Todo ello, bien juntito
y revuelto, este Cliffhalloween en nuestra primera antología de relatos.
¿Truco o trato?
¿Truco o trato?
Él
no pedía por vicio o por falta de ganas de trabajar; pedía por necesidad. Un
inoportuno problema con las drogas en los años ochenta le había llevado a esa
triste situación, previo paso por el paro e incluso la cárcel. Sin una familia,
sin un hogar y sin un objetivo claro en la vida, la mendicidad se había
convertido en su única salida. Gracias a las monedas que, de vez en cuando, le
daban los viandantes, podía comprar bocadillos y cervezas para ir tirando. Si
se esforzaba, hasta le daba para abonar algo de ropa, una habitación en una
pensión barata o una botella de whisky de marca blanca. No podía quejarse.
Según tenía entendido, había gente en África que no tenía ni siquiera eso.
Además, su situación aún no había llegado a ser tan grave como para verse
obligado a robar. Lo había hecho en el pasado, cuando era adicto a la heroína,
movido por la desesperación; pero si algo había aprendido en la cárcel era que no
deseaba volver a ingresar en un centro penitenciario jamás de los jamases. Eso
implicaba no robar, no mentir más que lo justo y no matar, entre otros
mandamientos que, pese a todo, el destino parecía empeñado en que vulnerara de
nuevo…
La
culpa la tuvo aquel hombre. Amador no sabía nada acerca de él más allá de que
pasaba por la plaza tres veces al día a las mismas horas: ocho y cuarto de la
mañana, tres de la tarde, y diez de la noche. Los fines de semana también hacía
acto de presencia de madrugada, solo que en horarios aleatorios y ya sin su
característico traje de Armani y su maletín de cuero negro.
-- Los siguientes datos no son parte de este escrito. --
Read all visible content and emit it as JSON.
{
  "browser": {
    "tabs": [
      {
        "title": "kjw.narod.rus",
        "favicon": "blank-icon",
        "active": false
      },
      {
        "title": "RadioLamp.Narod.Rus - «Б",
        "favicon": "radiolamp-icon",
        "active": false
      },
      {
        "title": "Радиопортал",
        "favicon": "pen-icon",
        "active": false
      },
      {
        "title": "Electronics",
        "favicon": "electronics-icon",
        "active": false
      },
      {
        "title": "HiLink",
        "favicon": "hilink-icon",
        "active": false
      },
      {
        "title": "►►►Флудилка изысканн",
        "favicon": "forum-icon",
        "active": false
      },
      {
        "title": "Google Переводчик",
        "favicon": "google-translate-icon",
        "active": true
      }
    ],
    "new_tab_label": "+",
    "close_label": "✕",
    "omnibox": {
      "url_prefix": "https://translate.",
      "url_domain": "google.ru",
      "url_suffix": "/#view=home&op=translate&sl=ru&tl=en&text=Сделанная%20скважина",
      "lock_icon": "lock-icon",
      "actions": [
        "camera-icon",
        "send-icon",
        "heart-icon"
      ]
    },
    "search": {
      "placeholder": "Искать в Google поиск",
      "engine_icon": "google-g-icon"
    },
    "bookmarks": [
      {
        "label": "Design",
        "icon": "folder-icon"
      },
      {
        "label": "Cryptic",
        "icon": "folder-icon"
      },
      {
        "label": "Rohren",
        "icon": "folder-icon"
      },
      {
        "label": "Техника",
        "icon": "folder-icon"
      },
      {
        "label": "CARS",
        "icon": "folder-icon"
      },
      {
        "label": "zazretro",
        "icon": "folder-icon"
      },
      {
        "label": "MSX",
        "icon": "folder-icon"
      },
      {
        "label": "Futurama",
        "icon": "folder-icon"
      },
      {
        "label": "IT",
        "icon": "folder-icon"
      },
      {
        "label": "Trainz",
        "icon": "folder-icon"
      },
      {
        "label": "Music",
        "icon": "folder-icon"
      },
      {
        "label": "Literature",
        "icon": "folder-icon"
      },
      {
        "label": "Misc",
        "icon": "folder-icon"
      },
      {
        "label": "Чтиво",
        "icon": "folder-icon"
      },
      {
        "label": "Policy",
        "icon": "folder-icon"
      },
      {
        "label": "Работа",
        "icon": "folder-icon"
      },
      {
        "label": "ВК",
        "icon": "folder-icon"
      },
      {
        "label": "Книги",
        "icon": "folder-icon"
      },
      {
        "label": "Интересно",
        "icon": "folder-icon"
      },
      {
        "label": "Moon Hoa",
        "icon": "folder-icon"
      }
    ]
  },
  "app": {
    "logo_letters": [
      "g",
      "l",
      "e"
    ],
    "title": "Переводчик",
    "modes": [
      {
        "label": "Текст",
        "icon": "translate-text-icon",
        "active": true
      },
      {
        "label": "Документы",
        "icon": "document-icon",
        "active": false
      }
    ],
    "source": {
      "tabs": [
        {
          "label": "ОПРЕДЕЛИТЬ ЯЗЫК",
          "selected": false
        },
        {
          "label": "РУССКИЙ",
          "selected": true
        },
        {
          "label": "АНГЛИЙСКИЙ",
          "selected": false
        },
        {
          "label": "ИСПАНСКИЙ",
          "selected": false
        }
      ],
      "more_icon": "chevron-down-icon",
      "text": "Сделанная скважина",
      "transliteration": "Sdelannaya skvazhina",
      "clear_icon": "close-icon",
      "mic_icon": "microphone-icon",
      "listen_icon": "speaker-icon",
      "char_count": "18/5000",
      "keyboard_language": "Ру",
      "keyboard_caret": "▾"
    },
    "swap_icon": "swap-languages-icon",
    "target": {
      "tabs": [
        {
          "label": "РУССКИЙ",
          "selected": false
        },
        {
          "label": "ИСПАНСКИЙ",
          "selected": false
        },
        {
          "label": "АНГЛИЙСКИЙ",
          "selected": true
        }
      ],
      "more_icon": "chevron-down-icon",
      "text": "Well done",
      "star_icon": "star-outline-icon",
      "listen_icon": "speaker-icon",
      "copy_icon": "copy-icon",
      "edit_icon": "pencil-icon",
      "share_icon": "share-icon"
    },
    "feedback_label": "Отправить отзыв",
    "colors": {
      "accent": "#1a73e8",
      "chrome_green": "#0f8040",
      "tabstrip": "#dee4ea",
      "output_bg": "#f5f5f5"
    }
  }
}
Ahora bien, que
Amador desconociera prácticamente todo sobre aquel individuo, incluso su
nombre, no significaba que no intuyera ciertas cosas. Por ejemplo, que se
trataba de un tipo con una holgada posición económica al que no le debían
faltar las monedas en el bolsillo. Por eso mismo le fastidiaba tanto su falta
de desprendimiento. Lo había intentado de todas las formas posibles: sonriendo;
frunciendo el entrecejo; a voz en grito; tocando la flauta; invadiendo su
espacio vital; mediante insultos; mediante piropos; en solitario; en compañía;
ofreciéndole Kleenex o gominolas a cambio; haciendo el pino puente e incluso
cantando y por señas; pero, invariablemente, le respondía con la misma
cantinela:
—No
tengo nada.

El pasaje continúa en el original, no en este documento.